Farmer sentiment weakened again in March as the Purdue University-CME Group Ag Economy Barometer fell 8 points to a reading of 117. Both the Index of Current Conditions and Index of Future Expectations declined 8 points in March leaving the Current Conditions Index at 126 and the Future Expectations Index at 113. Weaker prices for key commodities including wheat, corn, and soybeans from mid-February through mid-March were a key factor behind this month’s weaker sentiment reading. The Purdue University-CME Group Ag Economy Barometer sentiment index is calculated each month from 400 U.S. agricultural producers’ responses to a telephone survey. This month’s survey was conducted from March 13-17, 2023 which coincided with the demise of Silicon Valley Bank and Signature Bank. Although the March survey did not include any questions directly related to the bank closures, it did reveal that rising interest rates have become a bigger concern among farmers. Additionally, when responding to the open-ended comment question posed at the end of each survey, multiple respondents voiced concerns about the banking sector’s problems and its potential to hurt the economy which likely also weighed on producer sentiment.
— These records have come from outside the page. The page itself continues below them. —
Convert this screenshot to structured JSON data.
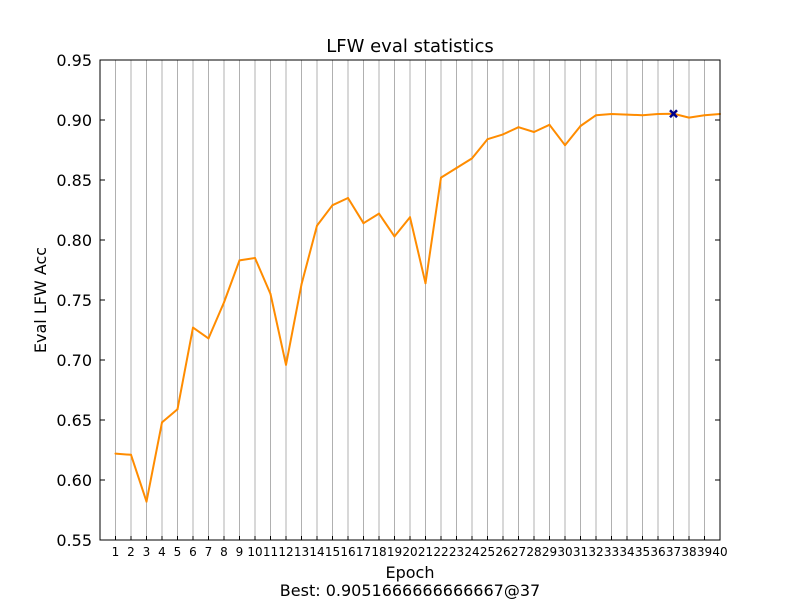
{
  "chart_data": {
    "type": "line",
    "title": "LFW eval statistics",
    "xlabel": "Epoch",
    "ylabel": "Eval LFW Acc",
    "footer": "Best: 0.9051666666666667@37",
    "xlim": [
      0,
      40
    ],
    "ylim": [
      0.55,
      0.95
    ],
    "grid": "vertical",
    "ytick_labels": [
      "0.55",
      "0.60",
      "0.65",
      "0.70",
      "0.75",
      "0.80",
      "0.85",
      "0.90",
      "0.95"
    ],
    "x": [
      1,
      2,
      3,
      4,
      5,
      6,
      7,
      8,
      9,
      10,
      11,
      12,
      13,
      14,
      15,
      16,
      17,
      18,
      19,
      20,
      21,
      22,
      23,
      24,
      25,
      26,
      27,
      28,
      29,
      30,
      31,
      32,
      33,
      34,
      35,
      36,
      37,
      38,
      39,
      40
    ],
    "series": [
      {
        "color": "#ff8c00",
        "values": [
          0.622,
          0.621,
          0.582,
          0.648,
          0.659,
          0.727,
          0.718,
          0.748,
          0.783,
          0.785,
          0.755,
          0.696,
          0.763,
          0.812,
          0.829,
          0.835,
          0.814,
          0.822,
          0.803,
          0.819,
          0.764,
          0.852,
          0.86,
          0.868,
          0.884,
          0.888,
          0.894,
          0.89,
          0.896,
          0.879,
          0.895,
          0.904,
          0.905,
          0.9045,
          0.904,
          0.905,
          0.9052,
          0.902,
          0.904,
          0.905
        ]
      }
    ],
    "best_point": {
      "x": 37,
      "y": 0.9051666666666667,
      "color": "#00008b",
      "marker": "x"
    }
  }
}
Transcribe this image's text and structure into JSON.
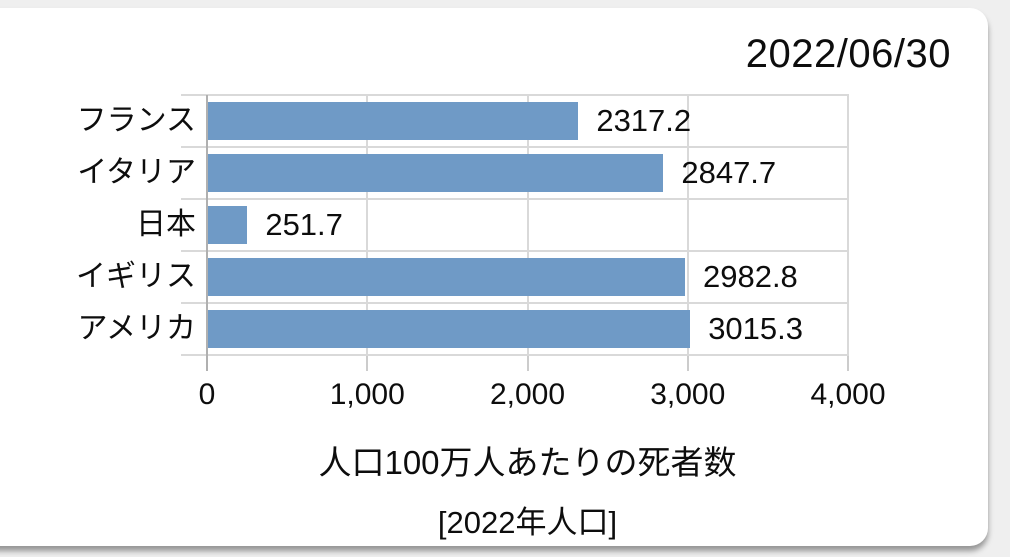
{
  "header": {
    "date": "2022/06/30"
  },
  "chart_data": {
    "type": "bar",
    "orientation": "horizontal",
    "categories": [
      "フランス",
      "イタリア",
      "日本",
      "イギリス",
      "アメリカ"
    ],
    "values": [
      2317.2,
      2847.7,
      251.7,
      2982.8,
      3015.3
    ],
    "value_labels": [
      "2317.2",
      "2847.7",
      "251.7",
      "2982.8",
      "3015.3"
    ],
    "xlabel": "人口100万人あたりの死者数",
    "sublabel": "[2022年人口]",
    "xlim": [
      0,
      4000
    ],
    "x_ticks": [
      0,
      1000,
      2000,
      3000,
      4000
    ],
    "x_tick_labels": [
      "0",
      "1,000",
      "2,000",
      "3,000",
      "4,000"
    ],
    "bar_color": "#6F9AC6",
    "grid": true,
    "legend_position": "none",
    "title": "2022/06/30"
  }
}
The Farm Financial Performance Index reading of 86 was unchanged from February and nearly identical to a one-year earlier. Although the index was unchanged, farmers continue to express more concern about rising interest rates with 25% of respondents choosing that as one of their top concerns for the upcoming year. The percentage of farmers choosing rising rates as a top concern has been increasing steadily since last summer when just 14% of respondents identified it as a top concern. Higher input costs remain the number one concern, chosen by 34% of producers this month, but concern about input costs has been falling since last summer’s peak when it was chosen by 53% of producers.
Wrapping Up
Farmers’ sentiment weakened again in March as producers expressed less confidence both in the current and future situations on their farms and in U.S. agriculture. Price declines for wheat, corn and soybeans during late February and early March likely contributed to weaker sentiment as did concerns about disruption in the U.S. banking sector. Although producers still cite high input costs as their top concern for their farm operations in the upcoming year, they are becoming more worried about rising interest rates and the impact those higher rates will have on their operations. Farmers are becoming less confident that farmland values will continue to rise in the short run with one out of five producers saying they expect values to weaken in the next 12 months. Producers’ longer-term farmland outlook remains more positive than in the short-run, although the percentage of farmers who expect farmland values to weaken over the next five years is up compared to this time last year and two years ago. Finally, the vast majority (88%) of producers surveyed this month expect growth in the renewable diesel industry to boost soybean prices in the next five years with 21% of respondents expecting a soybean price rise of $1.00 or more per bushel.